Unnamed: 0,id,height,age
count,3.0,3.0,3.0
mean,2.333333,165.333333,-317.333333
std,1.527525,9.291573,590.351026
min,1.0,155.0,-999.0
25%,1.5,161.5,-489.5
50%,2.0,168.0,20.0
75%,3.0,170.5,23.5
max,4.0,173.0,27.0


In [48]:
df = df[df['age']>0]

df.describe()
df['age'].mean() #23.5 seems fair

23.5

In [49]:
df

Unnamed: 0,id,height,age
0,1,168.0,20
1,2,155.0,27


### Tips for data cleaning:

- Read any documentation for the dataset you have
    - Things like missing values might be arbitrarily encoded, but should (hopefully) be documented somewhere
- Check that data types are as expected. If you are reading in mixed type data, make sure you end up with the correct encodings
    - Having numbers read in as strings, for example, is a common way data wrangling can go wrong, and this can cause analysis errors
- Visualize your data! Have a look that the distribution seems reasonable (more on this later)
- Check basic statistics. df.describe() can give you a sense if the data is really skewed
- Keep in mind how your data were collected
    - If anything comes from humans entering information into forms, this might take a lot of cleaning
        - Fixing data entry errors (typos)
        - Dealing with inputs using different units / formats / conventions
    - Cleaning this kind of data is likely to take more manual work (since mistakes are likely idiosyncratic)
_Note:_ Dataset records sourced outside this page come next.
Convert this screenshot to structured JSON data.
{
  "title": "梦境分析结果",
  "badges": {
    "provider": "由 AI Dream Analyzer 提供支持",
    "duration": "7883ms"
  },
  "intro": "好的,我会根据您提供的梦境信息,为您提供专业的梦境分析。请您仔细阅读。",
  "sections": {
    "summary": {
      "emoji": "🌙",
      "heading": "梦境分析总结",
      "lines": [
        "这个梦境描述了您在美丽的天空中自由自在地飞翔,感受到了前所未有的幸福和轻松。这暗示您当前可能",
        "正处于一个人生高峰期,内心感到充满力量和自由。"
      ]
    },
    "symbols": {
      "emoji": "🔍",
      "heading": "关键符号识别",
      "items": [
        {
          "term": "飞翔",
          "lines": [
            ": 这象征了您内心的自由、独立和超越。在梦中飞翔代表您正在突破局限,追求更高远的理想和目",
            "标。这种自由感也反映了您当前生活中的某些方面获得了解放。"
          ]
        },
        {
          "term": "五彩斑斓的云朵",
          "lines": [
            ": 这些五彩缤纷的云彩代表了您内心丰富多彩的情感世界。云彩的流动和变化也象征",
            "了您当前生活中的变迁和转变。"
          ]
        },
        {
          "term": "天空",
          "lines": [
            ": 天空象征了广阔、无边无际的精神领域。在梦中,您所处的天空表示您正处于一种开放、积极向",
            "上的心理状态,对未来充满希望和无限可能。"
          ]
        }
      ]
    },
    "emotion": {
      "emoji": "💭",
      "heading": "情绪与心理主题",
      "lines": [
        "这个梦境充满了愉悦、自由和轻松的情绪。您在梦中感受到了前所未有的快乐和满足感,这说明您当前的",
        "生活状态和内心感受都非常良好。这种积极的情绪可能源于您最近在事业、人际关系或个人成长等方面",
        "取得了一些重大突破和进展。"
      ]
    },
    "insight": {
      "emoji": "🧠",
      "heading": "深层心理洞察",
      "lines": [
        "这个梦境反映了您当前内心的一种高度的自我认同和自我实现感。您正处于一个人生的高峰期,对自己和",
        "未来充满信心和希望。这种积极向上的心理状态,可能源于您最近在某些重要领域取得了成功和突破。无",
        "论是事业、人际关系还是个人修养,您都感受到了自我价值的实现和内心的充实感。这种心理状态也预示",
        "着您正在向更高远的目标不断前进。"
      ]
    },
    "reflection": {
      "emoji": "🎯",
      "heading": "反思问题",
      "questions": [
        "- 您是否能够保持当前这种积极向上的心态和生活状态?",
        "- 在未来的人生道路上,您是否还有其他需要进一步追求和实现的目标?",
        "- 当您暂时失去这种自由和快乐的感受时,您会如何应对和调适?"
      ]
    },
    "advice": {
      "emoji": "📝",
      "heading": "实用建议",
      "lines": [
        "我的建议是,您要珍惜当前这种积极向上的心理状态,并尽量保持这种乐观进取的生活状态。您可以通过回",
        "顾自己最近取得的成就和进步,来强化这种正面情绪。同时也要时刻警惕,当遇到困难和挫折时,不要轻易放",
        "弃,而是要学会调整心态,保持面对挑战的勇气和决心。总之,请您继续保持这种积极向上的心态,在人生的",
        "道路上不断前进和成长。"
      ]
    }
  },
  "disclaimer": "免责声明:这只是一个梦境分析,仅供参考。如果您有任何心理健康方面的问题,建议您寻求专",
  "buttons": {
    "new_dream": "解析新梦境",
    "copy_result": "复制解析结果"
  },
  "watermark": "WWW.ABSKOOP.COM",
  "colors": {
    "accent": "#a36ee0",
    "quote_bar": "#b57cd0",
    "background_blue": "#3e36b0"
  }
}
# Data privacy and anonymizatzon

The Safe Harbor method requires that the following identifiers of the individuals be removed:
- Names
- Geographic Subdivisions smaller than a state**
- Dates (such as birth dates, etc), and all ages above 90
- Telephone Numbers
- Vehicle Identification Numbers
- Fax numbers
- Device identifiers and serial numbers
- Email addresses
- Web Universal Resource Locators (URLs)
- Social security numbers
- Internet Protocol (IP) addresses
- Medical record numbers
- Biometric identifiers, including finger and voice prints
- Health plan beneficiary numbers
- Full-face photographs and any comparable images
- Account numbers
- Certificate/license numbers
- Any other unique identifying number, characteristic, or code

** The first three numbers of the zip code can be kept, provided that more than 20,000 people live in the region covered by all the zip codes that share the same initial three digits (the same geographic subdivision).